Un nouveau malware fait parler de lui sur Android : Gooligan. Il infecte les appareils sous Android 4 et 5 et aurait à ce jour permis le piratage de plus d’un million de comptes Google, dérobant des informations personnelles, provoquant des achats sur le Store et installant des adwares.

Les méfaits de Gooligan ont été révélés par la société de sécurité Check Point. Elle indique que le rythme d’infection de ce malware est de 13 000 nouveaux appareils par jour, prouvant sa virulence. Il se répand dans les boutiques tierces d’applications, Check Point ayant trouvé le même code malveillant dans plusieurs applications. Il ne semble pas s’être répandu dans le Play Store, sur lequel veille normalement Google.

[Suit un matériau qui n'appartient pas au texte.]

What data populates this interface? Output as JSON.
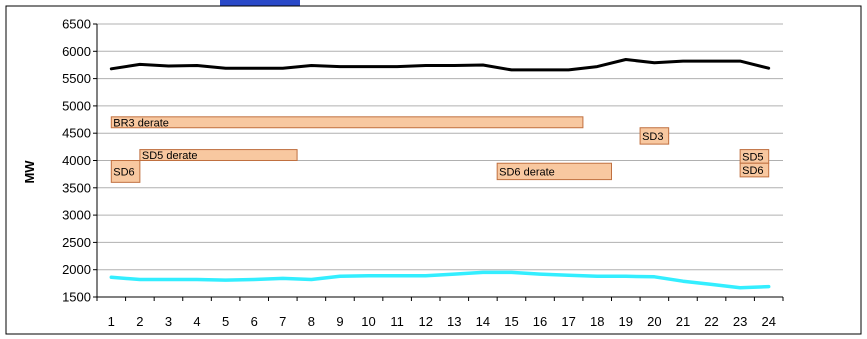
{
  "chart_data": {
    "type": "line",
    "ylabel": "MW",
    "xlabel": "",
    "ylim": [
      1500,
      6500
    ],
    "yticks": [
      1500,
      2000,
      2500,
      3000,
      3500,
      4000,
      4500,
      5000,
      5500,
      6000,
      6500
    ],
    "x": [
      1,
      2,
      3,
      4,
      5,
      6,
      7,
      8,
      9,
      10,
      11,
      12,
      13,
      14,
      15,
      16,
      17,
      18,
      19,
      20,
      21,
      22,
      23,
      24
    ],
    "grid": "horizontal",
    "series": [
      {
        "color": "#000000",
        "values": [
          5680,
          5760,
          5730,
          5740,
          5690,
          5690,
          5690,
          5740,
          5720,
          5720,
          5720,
          5740,
          5740,
          5750,
          5660,
          5660,
          5660,
          5720,
          5850,
          5790,
          5820,
          5820,
          5820,
          5690
        ]
      },
      {
        "color": "#33eeff",
        "values": [
          1860,
          1820,
          1820,
          1820,
          1810,
          1820,
          1840,
          1820,
          1880,
          1890,
          1890,
          1890,
          1920,
          1950,
          1950,
          1920,
          1900,
          1880,
          1880,
          1870,
          1790,
          1730,
          1670,
          1690
        ]
      }
    ],
    "events": [
      {
        "label": "BR3 derate",
        "x_start": 1,
        "x_end": 17.5,
        "y_low": 4600,
        "y_high": 4800
      },
      {
        "label": "SD5 derate",
        "x_start": 2,
        "x_end": 7.5,
        "y_low": 4000,
        "y_high": 4200
      },
      {
        "label": "SD6",
        "x_start": 1,
        "x_end": 2,
        "y_low": 3600,
        "y_high": 4000
      },
      {
        "label": "SD6 derate",
        "x_start": 14.5,
        "x_end": 18.5,
        "y_low": 3650,
        "y_high": 3950
      },
      {
        "label": "SD3",
        "x_start": 19.5,
        "x_end": 20.5,
        "y_low": 4300,
        "y_high": 4600
      },
      {
        "label": "SD5",
        "x_start": 23,
        "x_end": 24,
        "y_low": 3950,
        "y_high": 4200
      },
      {
        "label": "SD6",
        "x_start": 23,
        "x_end": 24,
        "y_low": 3700,
        "y_high": 3950
      }
    ],
    "colors": {
      "event_fill": "#f8c8a0",
      "event_stroke": "#c07040",
      "grid": "#b0b0b0",
      "axis": "#000000"
    }
  }
}
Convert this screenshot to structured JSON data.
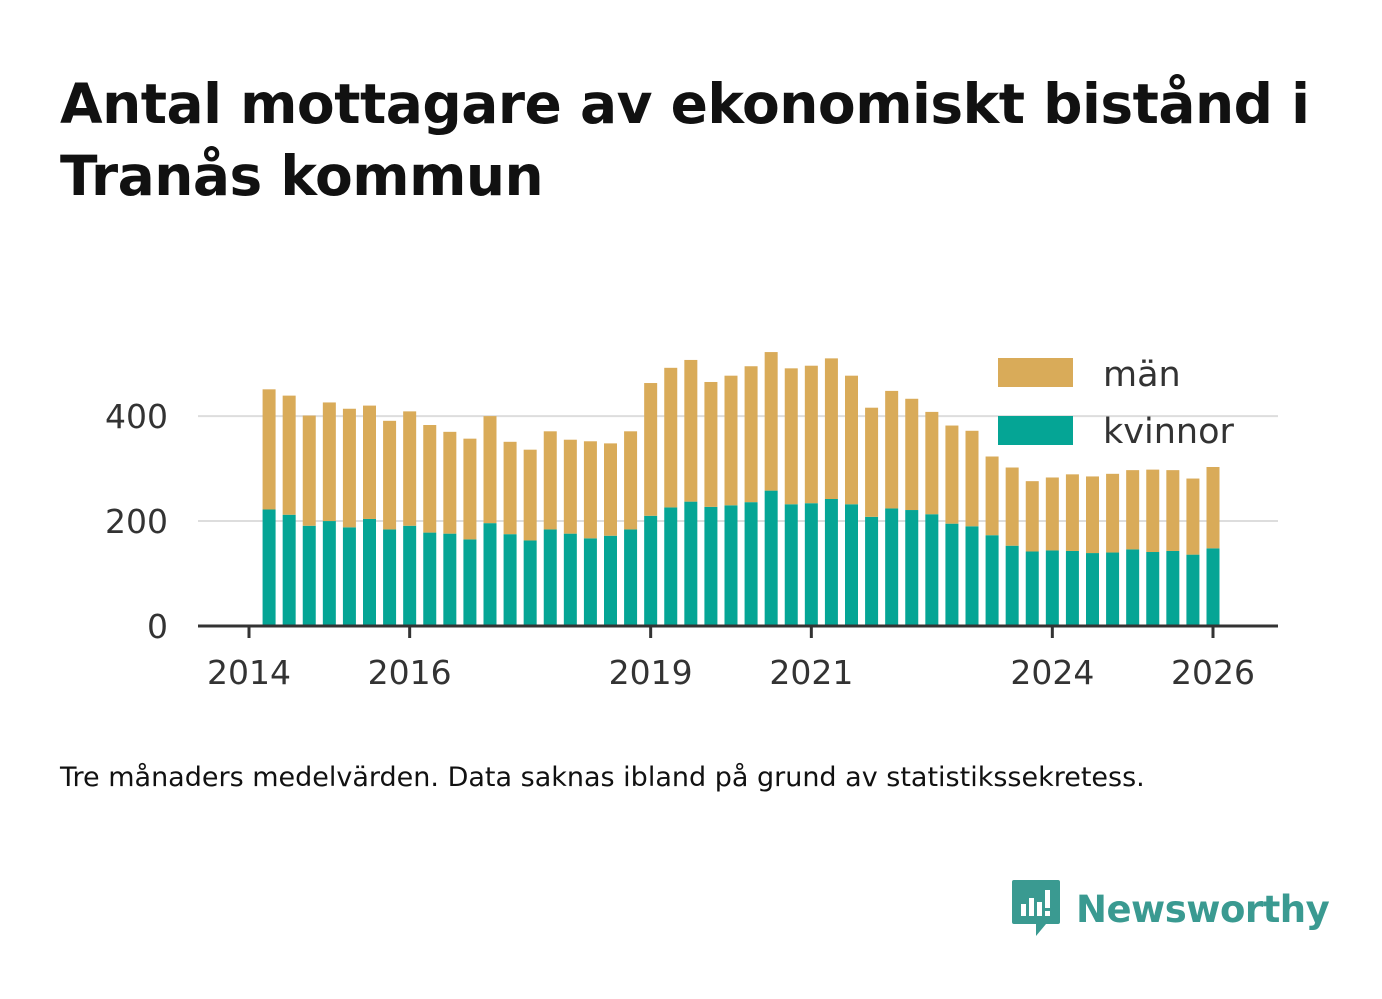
{
  "title": "Antal mottagare av ekonomiskt bistånd i Tranås kommun",
  "note": "Tre månaders medelvärden. Data saknas ibland på grund av statistikssekretess.",
  "brand": {
    "name": "Newsworthy",
    "icon": "newsworthy-logo-icon"
  },
  "colors": {
    "man": "#d9ab59",
    "kvinnor": "#05a595",
    "grid": "#dddddd",
    "axis": "#333333",
    "brand": "#3a9a91"
  },
  "chart_data": {
    "type": "bar",
    "stacked": true,
    "title": "Antal mottagare av ekonomiskt bistånd i Tranås kommun",
    "xlabel": "",
    "ylabel": "",
    "ylim": [
      0,
      545
    ],
    "yticks": [
      0,
      200,
      400
    ],
    "xticks": [
      "2014",
      "2016",
      "2019",
      "2021",
      "2024",
      "2026"
    ],
    "grid": true,
    "legend_position": "top-right",
    "legend": [
      "män",
      "kvinnor"
    ],
    "series": [
      {
        "name": "kvinnor",
        "values": [
          222,
          212,
          191,
          200,
          188,
          204,
          184,
          191,
          178,
          176,
          165,
          196,
          175,
          163,
          184,
          176,
          167,
          172,
          184,
          210,
          226,
          237,
          227,
          230,
          236,
          258,
          232,
          234,
          242,
          232,
          208,
          224,
          221,
          213,
          195,
          190,
          173,
          153,
          142,
          144,
          143,
          139,
          140,
          146,
          141,
          143,
          136,
          148
        ]
      },
      {
        "name": "män",
        "values": [
          229,
          227,
          210,
          226,
          226,
          216,
          207,
          218,
          205,
          194,
          192,
          204,
          176,
          173,
          187,
          179,
          185,
          176,
          187,
          253,
          266,
          270,
          238,
          247,
          259,
          264,
          259,
          262,
          268,
          245,
          208,
          224,
          212,
          195,
          187,
          182,
          150,
          149,
          134,
          139,
          146,
          146,
          150,
          151,
          157,
          154,
          145,
          155
        ]
      }
    ]
  }
}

Droits root, piratage de comptes et achats sur le Store

Si l’utilisateur déclenche l’installation et valide les droits réclamés par l’application frelatée, le malware se met en position et « roote » l’appareil. Dès lors, il dispose des pleins pouvoirs pour accomplir ses besognes.  Il s’adresse immédiatement à son serveur de commande et contrôle (C&C) pour expédier certaines informations sur le modèle de l’appareil mobile. Parallèlement, le pirate dispose d’un point d’ancrage pour exécuter n’importe quelle commande distante.

Après quoi, il passe à la phase suivante. Gooligan disposant de tous les droits, il s’en sert pour dérober la liste des comptes emails et des jetons de sécurité pour leur authentification. Les pirates sont alors en mesure de pirater le compte Google et l’ensemble des applications qui l’exploitent, comme Gmail, Photos, Docs, Drive, l’ensemble de la G Suite et surtout le Play Store.

Ce piratage s’accompagne d’activités de fraude, dans la ligne directe de ce que dénonçait récemment Google : les faux avis sur le Store. Gooligan déclenche en effet des achats sur le Play Store en direction de certaines applications, pour lesquelles il laisse en retour des notes élevées et des critiques élogieuses. Les applications en elles-mêmes ne sont pas dangereuses, mais l’utilisateur en sera de sa poche. Parallèlement, le malware installe des adwares pour générer des revenus liés à la publicité.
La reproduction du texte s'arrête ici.